My stomach was in knots the entire walk, the overcast sky making it feel like I was in the Twilight Zone. I walked, but it didn’t feel like me walking. I sat down at my stool, but it didn’t feel like me sitting. I propped my textbook up on my easel, but it didn’t feel like my fingers on the pages.
And when Liam didn’t show, I felt nothing at all.
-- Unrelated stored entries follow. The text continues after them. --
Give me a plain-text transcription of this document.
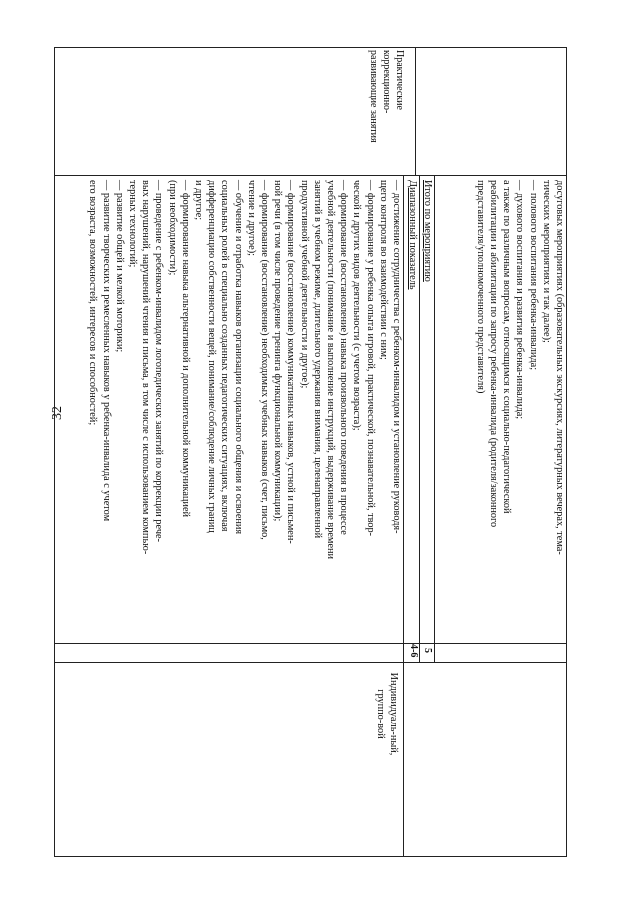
32
Практические коррекционно-развивающие занятия

досуговых мероприятиях (образовательных экскурсиях, литературных вечерах, тема-

тических мероприятиях и так далее);

— полового воспитания ребенка-инвалида;

— духового воспитания и развития ребенка-инвалида;

а также по различным вопросам, относящимся к социально-педагогической

реабилитации и абилитации по запросу ребенка-инвалида (родителя/законного

представителя/уполномоченного представителя)

Итого по мероприятию
Диапазонный показатель

— достижение сотрудничества с ребенком-инвалидом и установление руководя-

щего контроля во взаимодействии с ним;

— формирование у ребенка опыта игровой, практической, познавательной, твор-

ческой и других видов деятельности (с учетом возраста);

— формирование (восстановление) навыка произвольного поведения в процессе

учебной деятельности (понимание и выполнение инструкций, выдерживание времени

занятий в учебном режиме, длительного удержания внимания, целенаправленной

продуктивной учебной деятельности и другое);

— формирование (восстановление) коммуникативных навыков, устной и письмен-

ной речи (в том числе проведение тренинга функциональной коммуникации);

— формирование (восстановление) необходимых учебных навыков (счет, письмо,

чтение и другое);

— обучение и отработка навыков организации социального общения и освоения

социальных ролей в специально созданных педагогических ситуациях, включая

дифференциацию собственности вещей, понимание/соблюдение личных границ

и другое;

— формирование навыка альтернативной и дополнительной коммуникацией

(при необходимости);

— проведение с ребенком-инвалидом логопедических занятий по коррекции рече-

вых нарушений, нарушений чтения и письма, в том числе с использованием компью-

терных технологий;

— развитие общей и мелкой моторики;

— развитие творческих и ремесленных навыков у ребенка-инвалида с учетом

его возраста, возможностей, интересов и способностей;

5
4-6
Индивидуаль-ный, группо-вой
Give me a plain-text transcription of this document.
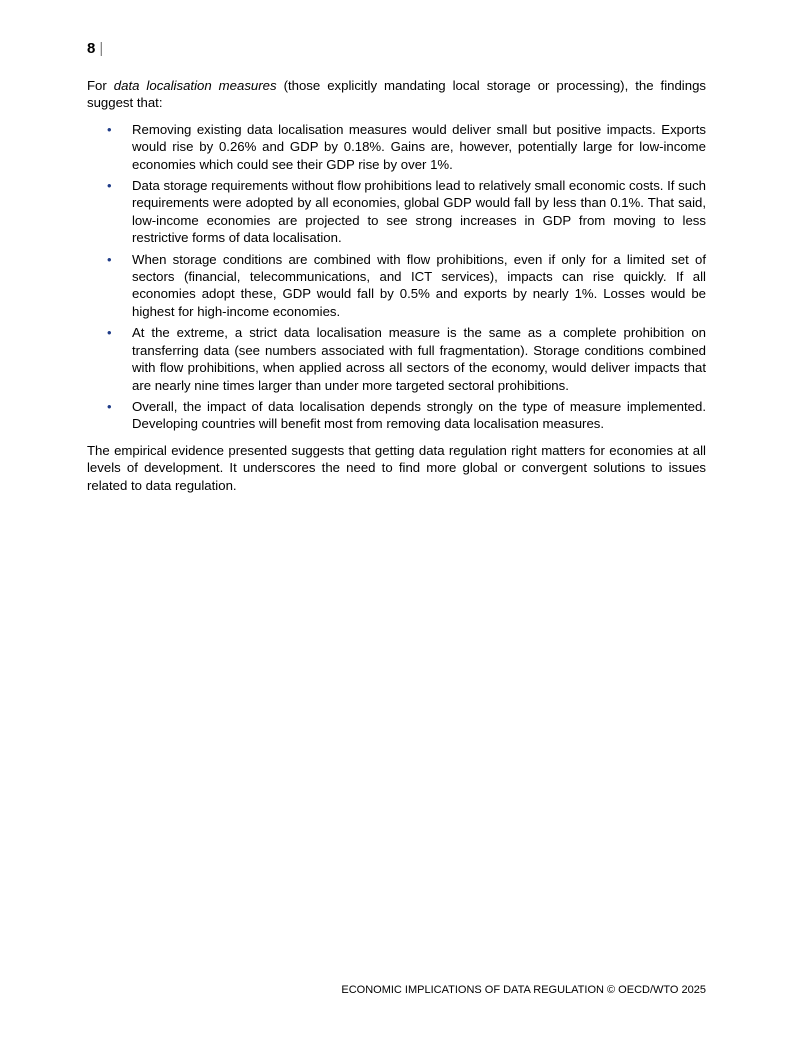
8 |

For data localisation measures (those explicitly mandating local storage or processing), the findings suggest that:

• Removing existing data localisation measures would deliver small but positive impacts. Exports would rise by 0.26% and GDP by 0.18%. Gains are, however, potentially large for low-income economies which could see their GDP rise by over 1%.
• Data storage requirements without flow prohibitions lead to relatively small economic costs. If such requirements were adopted by all economies, global GDP would fall by less than 0.1%. That said, low-income economies are projected to see strong increases in GDP from moving to less restrictive forms of data localisation.
• When storage conditions are combined with flow prohibitions, even if only for a limited set of sectors (financial, telecommunications, and ICT services), impacts can rise quickly. If all economies adopt these, GDP would fall by 0.5% and exports by nearly 1%. Losses would be highest for high-income economies.
• At the extreme, a strict data localisation measure is the same as a complete prohibition on transferring data (see numbers associated with full fragmentation). Storage conditions combined with flow prohibitions, when applied across all sectors of the economy, would deliver impacts that are nearly nine times larger than under more targeted sectoral prohibitions.
• Overall, the impact of data localisation depends strongly on the type of measure implemented. Developing countries will benefit most from removing data localisation measures.

The empirical evidence presented suggests that getting data regulation right matters for economies at all levels of development. It underscores the need to find more global or convergent solutions to issues related to data regulation.

ECONOMIC IMPLICATIONS OF DATA REGULATION © OECD/WTO 2025
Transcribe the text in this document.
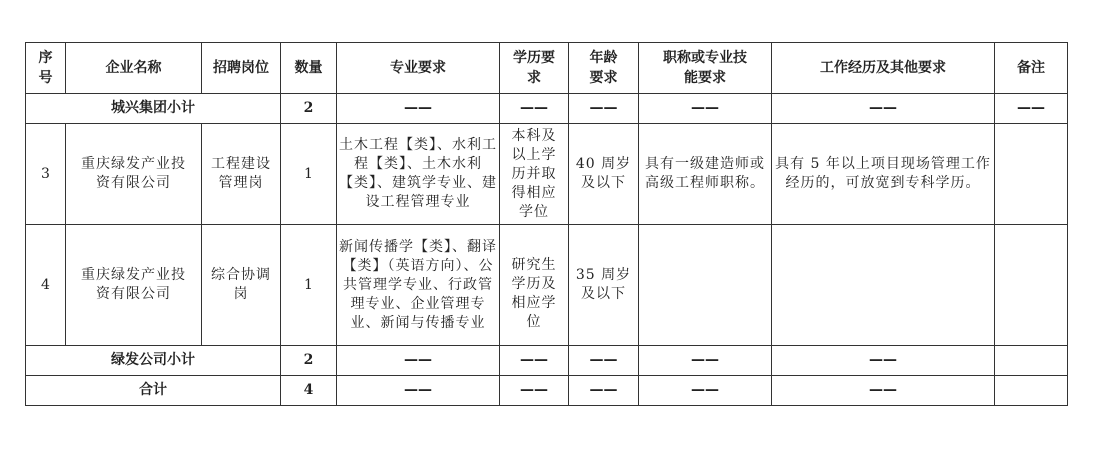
序号	企业名称	招聘岗位	数量	专业要求	学历要求	年龄要求	职称或专业技能要求	工作经历及其他要求	备注
城兴集团小计			2	——	——	——	——	——	——
3	重庆绿发产业投资有限公司	工程建设管理岗	1	土木工程【类】、水利工程【类】、土木水利【类】、建筑学专业、建设工程管理专业	本科及以上学历并取得相应学位	40 周岁及以下	具有一级建造师或高级工程师职称。	具有 5 年以上项目现场管理工作经历的，可放宽到专科学历。	
4	重庆绿发产业投资有限公司	综合协调岗	1	新闻传播学【类】、翻译【类】（英语方向）、公共管理学专业、行政管理专业、企业管理专业、新闻与传播专业	研究生学历及相应学位	35 周岁及以下			

绿发公司小计			2	——	——	——	——	——	
合计			4	——	——	——	——	——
The next day, however, my sorrow and anxiety turned into something darker, something more sinister.
Anger.
Or perhaps just an intense level of annoyance.
Either way, I scoffed to myself when he didn’t show up to class again, fuming all through the lecture on how he had not only blown me off, but now he was throwing away an entire summer semester of work because of his stupid pride.
I simmered on it all through my internship, too, and by the time I made it back to the dorm, I was raging.
“I’m going to his place,” I announced to Angela, throwing my bag against the wall so hard, my textbooks sounded like a gunshot.
She jumped, dropping the small piece of balsa wood in her hand that I assumed was about to be part of the roof she was building on her model.